Third Degree DWI is defined as a DWI incident where one aggravating factor is present, i.e., while having a prior DWI incident within 10 years, an alcohol concentration of 0.20 or more, or a child under age 16 in the vehicle.
If a defendant has a prior DWI offense within 10 years, there is a mandatory minimum executed sentence of 30 days to serve. Of those 30 days, the court may allow the defendant to serve all but 48 hours on house arrest (electronic home monitoring). In some counties, house arrest is commonly imposed, and in other counties, it is not an an available option. Thus, avoiding significant time in jail depends on the particular circumstances of the case.
If Third Degree DWI is based on the aggravating factor of testing 0.20 or more or having a child under age 16 in the vehicle, there is no mandatory minimum sentence to serve. However, judge and prosecutors generally considering Third Degree DWI significantly more serious than a routine first-time offense that would otherwise be Fourth Degree DWI.

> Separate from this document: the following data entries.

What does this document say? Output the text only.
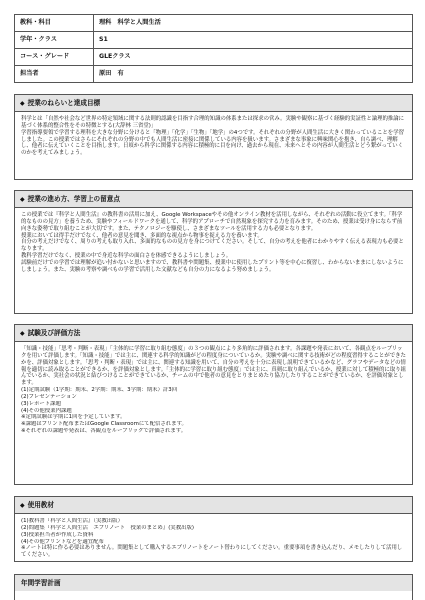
教科・科目	理科　科学と人間生活
学年・クラス	S1
コース・グレード	GLEクラス
担当者	原田　有
◆ 授業のねらいと達成目標

科学とは「自然や社会など世界の特定領域に関する法則的認識を目指す合理的知識の体系または探求の営み。実験や観察に基づく経験的実証性と論理的推論に基づく体系的整合性をその特徴とする(大辞林 三省堂)」

学習指導要領で学習する理科を大きな分野に分けると「物理」「化学」「生物」「地学」の4つです。それぞれの分野が人間生活に大きく関わっていることを学習しました。この授業ではさらにそれぞれの分野の中でも人間生活に密接に関係している内容を扱います。さまざまな事象に興味関心を抱き、自ら調べ、理解し、他者に伝えていくことを目指します。日頃から科学に関係する内容に積極的に目を向け、過去から現在、未来へとその内容が人間生活とどう繋がっていくのかを考えてみましょう。

◆ 授業の進め方、学習上の留意点

この授業では『科学と人間生活』の教科書の活用に加え、Google Workspaceやその他オンライン教材を活用しながら、それぞれの活動に役立てます。「科学的なものの見方」を養うため、実験やフィールドワークを通して、科学的アプローチで自然現象を探究する力を育みます。そのため、授業は受け身にならず前向きな姿勢で取り組むことが大切です。また、テクノロジーを駆使し、さまざまなツールを活用する力も必要となります。

授業においては得手だけでなく、他者の意見を聞き、多面的な視点から物事を捉える力を養います。

自分の考えだけでなく、周りの考えも取り入れ、多面的なものの見方を身につけてください。そして、自分の考えを他者にわかりやすく伝える表現力も必要となります。

教科学習だけでなく、授業の中で身近な科学の面白さを体感できるようにしましょう。

試験前だけでの学習では理解が追い付かないと思いますので、教科書や問題集、授業中に使用したプリント等を中心に復習し、わからないままにしないようにしましょう。また、実験の考察や調べもの学習で活用した文献なども自分の力になるよう努めましょう。

◆ 試験及び評価方法

「知識・技能」「思考・判断・表現」「主体的に学習に取り組む態度」の３つの観点により多角的に評価されます。各課題や発表において、各観点をルーブリックを用いて評価します。「知識・技能」では主に、関連する科学的知識がどの程度身についているか。実験や調べに関する技術がどの程度習得することができたかを、評価対象とします。「思考・判断・表現」では主に、関連する知識を用いて、自分の考えを十分に表現し説明できているかなど、グラフやデータなどの情報を適切に読み取ることができるか、を評価対象とします。「主体的に学習に取り組む態度」では主に、真剣に取り組んでいるか、授業に対して積極的に取り組んでいるか、実社会の状況と結びつけることができているか、チームの中で他者の意見をとりまとめたり協力したりすることができているか、を評価対象とします。

(1)定期試験（1学期：期末、2学期：期末、3学期：期末）計3回
(2)プレゼンテーション
(3)レポート課題
(4)その他授業内課題
※定期試験は学期に1回を予定しています。
※課題はプリント配布またはGoogle Classroomにて配信されます。
※それぞれの課題や発表は、各観点をルーブリックで評価されます。
◆ 使用教材
(1)教科書『科学と人間生活』（実教出版）
(2)問題集『科学と人間生活　エブリノート　授業のまとめ』(実教出版)
(3)授業担当者が作成した資料
(4)その他プリントなどを適宜配布

※ノートは特に作る必要はありません。問題集として購入するエブリノートをノート替わりにしてください。重要事項を書き込んだり、メモしたりして活用してください。

年間学習計画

A person arrested for suspected Third Degree DWI may be released promptly from custody or may be held for court and subject to bail and/or conditions of release. Charges of Third Degree DWI do not necessarily trigger mandatory bail or conditions of release. However, if the charged are enhanced due to a test result of 0.20 or more or due to having a child under age 16 in the car, Minnesota Statutes do require the defendant to post maximum bail in the amount of $12,000 or to be released on continuous alcohol monitoring while the criminal case is pending.
If Third Degree DWI is enhanced by a prior DWI incident within 10 years, a defendant is not subject to mandatory bail or conditions of release. In such as case, the arresting officer has discretion to recommend the defendant's prompt release from custody or to recommend that the defendant be held until a judge sets bail or other conditions of release. Thus, defendants will be treated differently, depending on the police agency and jurisdiction of the alleged offense. The likelihood of being release promptly from custody will also depend on the facts of the case and defendant's criminal history.
If a defendant does not have a prior DWI conviction or DWI license revocation in his or her lifetime and the facts of the case are more routine, the defendant may have a good chance to reduce gross misdemeanor Third Degree DWI to the offense to misdemeanor Fourth Degree DWI. The ability to negotiate a reduction depends on several factors, including the driving conduct, one's criminal/driving record, the jurisdiction where it occurred, and the presence of potential defenses in the case.
If a defendant is convicted of Third Degree DWI, the court will place the defendant on probation typically for 2 to 4 years. The maximum length of probation is 6 years. The typical conditions of probation are to remain law abiding and successfully complete a chemical dependency assessment and follow its recommended educational or treatment program. In addition, Judges usually order a defendant to complete a two-hour victim impact panel offered by MADD. Depending on the facts of the case and where it occurred, a judge may order a defendant to abstain from the use of alcohol and drugs during probation and be subject to random testing.